U.S. Assistance to Equatorial Guinea

Equatoguineans visit the United States under programs sponsored by the U.S. Government, U.S. oil and gas companies, and U.S. educational institutions. Each year, five to ten Equatoguineans participate in short-term virtual or in-person exchanges in the United States through programs such as the Mandela Washington Fellowship and the International Visitor Leadership Program. U.S. companies operating in Equatorial Guinea have active corporate social responsibility programming in education, health, workforce development, and the environment. Every year, the U.S. Embassy provides small grants to civil society organizations to support efforts to promote respect for human rights, democracy, education, conservation, and entrepreneurship. U.S. universities conduct environmental research and conservation programs in collaboration with the local government and other partners. Equatorial Guinea’s 2020 upgrade to and current status on the Tier 2 Watch List in the Department of State’s annual Trafficking in Persons Report reopened opportunities for bilateral military cooperation and assistance. In March 2021, Equatorial Guinea once again began participating in the U.S. International Military Education and Training (IMET) program, focused on strengthening its armed forces’ English-language and maritime capabilities. Following accidental explosions at military barracks in the city of Bata in March 2021, the United States provided both technical and financial assistance to support recovery efforts.
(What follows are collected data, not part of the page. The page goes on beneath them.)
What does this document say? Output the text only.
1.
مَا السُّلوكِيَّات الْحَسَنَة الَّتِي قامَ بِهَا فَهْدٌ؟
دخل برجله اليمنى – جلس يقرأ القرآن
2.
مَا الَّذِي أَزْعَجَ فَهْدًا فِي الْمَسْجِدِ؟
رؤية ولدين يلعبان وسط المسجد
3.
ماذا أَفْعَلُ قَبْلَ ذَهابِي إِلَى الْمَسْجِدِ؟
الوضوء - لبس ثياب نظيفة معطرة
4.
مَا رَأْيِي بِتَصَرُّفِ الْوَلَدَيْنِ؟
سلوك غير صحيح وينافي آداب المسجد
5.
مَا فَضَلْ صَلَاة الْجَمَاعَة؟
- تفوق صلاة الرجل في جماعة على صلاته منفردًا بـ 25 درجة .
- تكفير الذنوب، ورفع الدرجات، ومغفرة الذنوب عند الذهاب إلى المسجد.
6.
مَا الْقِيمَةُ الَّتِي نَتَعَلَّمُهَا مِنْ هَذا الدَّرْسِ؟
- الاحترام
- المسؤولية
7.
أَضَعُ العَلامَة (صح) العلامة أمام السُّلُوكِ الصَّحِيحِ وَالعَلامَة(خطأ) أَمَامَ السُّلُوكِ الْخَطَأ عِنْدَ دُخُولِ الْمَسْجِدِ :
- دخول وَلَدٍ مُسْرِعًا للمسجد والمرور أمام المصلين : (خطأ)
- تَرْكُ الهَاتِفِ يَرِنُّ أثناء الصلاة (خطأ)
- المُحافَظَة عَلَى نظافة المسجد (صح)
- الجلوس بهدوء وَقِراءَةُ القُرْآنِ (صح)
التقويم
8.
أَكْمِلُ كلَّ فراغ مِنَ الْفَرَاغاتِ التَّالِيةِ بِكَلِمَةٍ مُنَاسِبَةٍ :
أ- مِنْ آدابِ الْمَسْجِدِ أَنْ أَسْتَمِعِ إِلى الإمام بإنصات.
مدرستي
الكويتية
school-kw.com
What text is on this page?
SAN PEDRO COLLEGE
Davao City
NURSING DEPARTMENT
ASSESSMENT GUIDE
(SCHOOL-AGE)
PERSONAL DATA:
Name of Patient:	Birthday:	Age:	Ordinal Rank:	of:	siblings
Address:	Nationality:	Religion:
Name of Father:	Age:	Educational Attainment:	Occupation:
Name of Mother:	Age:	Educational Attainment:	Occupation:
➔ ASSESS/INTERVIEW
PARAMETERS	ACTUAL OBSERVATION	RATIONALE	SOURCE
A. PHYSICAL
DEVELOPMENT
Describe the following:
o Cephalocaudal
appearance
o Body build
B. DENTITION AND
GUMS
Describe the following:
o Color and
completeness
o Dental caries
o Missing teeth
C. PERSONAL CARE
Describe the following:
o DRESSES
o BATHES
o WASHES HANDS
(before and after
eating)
Bilateral Economic Relations

Equatorial Guinea’s hydrocarbon sector dwarfs all other economic activity. U.S. oil companies are the largest investors in Equatorial Guinea, and they have a lead role in oil and gas exploration and extraction in the Gulf of Guinea, where most of the country’s reserves are located. Equatorial Guinea’s exports to the United States are dominated by petroleum products and organic chemicals. In an effort to attract increased U.S. investment and facilitate work in the hydrocarbon sector, U.S. passport-holders are entitled to visa-free entry to Equatorial Guinea. Imports from the United States include machinery, iron and steel products, vehicles, agricultural products (particularly poultry, beef, and pork products), and optic and medical instruments

Equatorial Guinea’s Membership in International Organizations

Equatorial Guinea has used its oil wealth to expand its foreign presence, expanding its diplomatic missions in other countries and increasing its participation in international fora. Equatorial Guinea and the United States belong to a number of the same international organizations, including the United Nations, International Monetary Fund (IMF), World Bank, International Civil Aviation Organization, International Maritime Organization, and Universal Postal Union. Equatorial Guinea is a member of the African Union, Economic Community of Central African States, Central African

Economic and Monetary Community, Francophonie, and Community of Portuguese Language Countries. The country is an observer to the Organization of American States and World Trade Organization. Equatorial Guinea held a two-year position as a non-permanent member on the United Nations Security Council from 2018-2019. Equatorial Guinea is a member of both the Organization of the Petroleum Exporting Countries (OPEC) and the Gas Exporting Countries Forum (GECF). With respect to the IMF in particular, in December 2019, the IMF approved a three-year arrangement under the IMF’s Extended Fund Facility aiming to reduce the fiscal deficit, increase non-oil revenue, address public financial management weaknesses (while protecting social spending), and improve governance and transparency in public administration and the hydrocarbon sector. The IMF approved emergency assistance in 2021 to address the dual economic shocks of the COVID-19 pandemic and Bata explosions

Bilateral Representation

Principal embassy officials are listed in the Department’s Key Officers List.

Equatorial Guinea maintains an embassy in the United States at 2020 16th Street NW, Washington, DC 20009 (tel. 202-518-5700).  Equatorial Guinea’s Ambassador is Miguel Ntutumu Evuna Andeme.